A recent study postulated that one of the co-mutations of 14408C>T, namely 23403A>G that causes D614G mutation in the S protein, may result in a more transmissible form of SARS-CoV-2 (Korber et al., 2020). This claim was based mainly on the observation that D614G mutant virus became the dominant form in more than one geographical location upon its introduction, as summarized above for its co-mutation 14408C>T. However, in the absence of mechanistic insight to explain how this particular mutation could lead to higher transmissibility, other explanations based on stochastic factors are equally possible. A study by Bhattacharyya et al. (2020) suggested that D614G mutation creates an additional protease cleavage site near the S1–S2 junction, which may increase the success of viral integration with the host cell, and linked its dominance in Europe to certain human variants that control expression of TMPRSS2.

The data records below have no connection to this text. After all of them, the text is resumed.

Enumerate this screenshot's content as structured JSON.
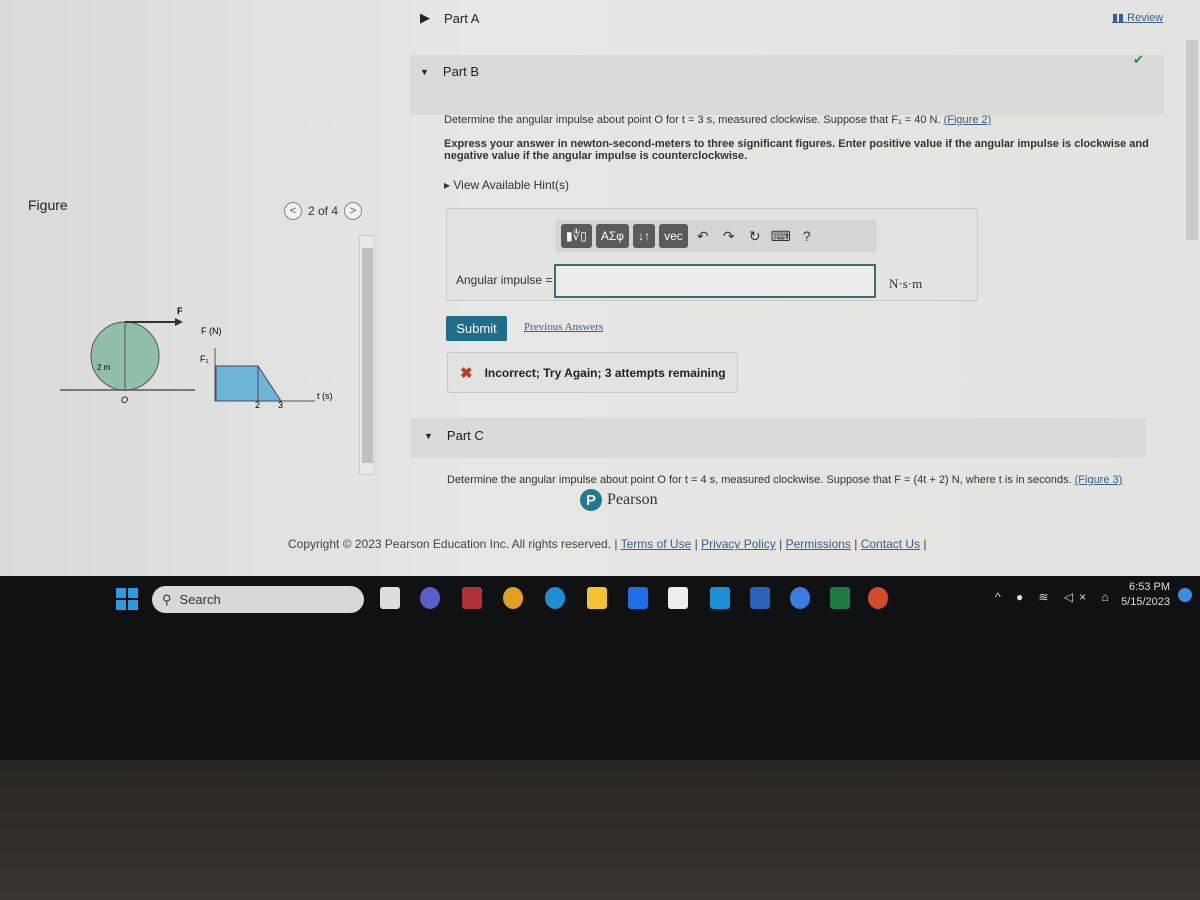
{
  "figure_panel": {
    "title": "Figure",
    "pager": "2 of 4",
    "labels": {
      "force": "F",
      "radius": "2 m",
      "point": "O",
      "y_axis": "F (N)",
      "f1": "F₁",
      "t2": "2",
      "t3": "3",
      "x_axis": "t (s)"
    }
  },
  "header": {
    "review": "Review"
  },
  "part_a": {
    "label": "Part A"
  },
  "part_b": {
    "label": "Part B",
    "question": "Determine the angular impulse about point O for t = 3 s, measured clockwise. Suppose that F₁ = 40 N.",
    "figure_link": "(Figure 2)",
    "instructions": "Express your answer in newton-second-meters to three significant figures. Enter positive value if the angular impulse is clockwise and negative value if the angular impulse is counterclockwise.",
    "hints": "View Available Hint(s)",
    "toolbar": {
      "templates": "▮∜▯",
      "greek": "ΑΣφ",
      "sort": "↓↑",
      "vec": "vec",
      "help": "?"
    },
    "answer_label": "Angular impulse =",
    "answer_value": "",
    "units": "N·s·m",
    "submit": "Submit",
    "previous_answers": "Previous Answers",
    "feedback": "Incorrect; Try Again; 3 attempts remaining"
  },
  "part_c": {
    "label": "Part C",
    "question": "Determine the angular impulse about point O for t = 4 s, measured clockwise. Suppose that F = (4t + 2) N, where t is in seconds.",
    "figure_link": "(Figure 3)"
  },
  "brand": "Pearson",
  "footer": {
    "copyright": "Copyright © 2023 Pearson Education Inc. All rights reserved. |",
    "links": [
      "Terms of Use",
      "Privacy Policy",
      "Permissions",
      "Contact Us"
    ]
  },
  "taskbar": {
    "search": "Search",
    "time": "6:53 PM",
    "date": "5/15/2023"
  },
  "colors": {
    "submit": "#1e6d8a",
    "error": "#c0392b",
    "figure_fill": "#8fbfa8",
    "graph_fill": "#6fb6d6"
  }
}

On the other hand, it is intriguing that between the first appearance of three co-mutations (on 14408, 23403, 3037) on January 24 in a Chinese isolate (EPI_ISL_422425) and their second co-appearance on February 20 in an Italian isolate (EPI_ISL_412973), there are at least six and possibly eight different viral genomes where three of the four co-mutations exist, with the exception of 14408C>T: on January 28 in Germany (EPI_ISL_406862), on February 5, 6, 7 and 8 in China (EPI_ISL_429080, EPI_ISL_429081, EPI_ISL_416334, EPI_ISL_412982, and EPI_ISL_429089); and two more Chinese viral sequences that failed our quality control standards and were eliminated from the overall analysis. Despite weeks of existence, 23403A>G became the dominant form only after the appearance of the first Italian case with all four mutations on February 20. If this form of SARS-CoV-2 is really more transmissible, the next question that needs to be answered is whether it is due to any one of the three mutations alone, or whether a combination of two or three are needed. Based on the lack of successful spreading of the virus in its absence and our results showing increased mutability in its presence, we speculate that 14408C>T could be cooperating with the other two mutations. Alternatively, altered mutation rate may be a byproduct and the RdRp mutations may act through speeding up or slowing down the replication process, which would in turn affect the viral load and virulence. Also, viruses with mutant RdRp may become more resistant to anti-viral drugs, such as the commonly used remdesivir. Such implications make RdRp mutations attractive targets for epidemiological and functional studies with direct therapeutic implications.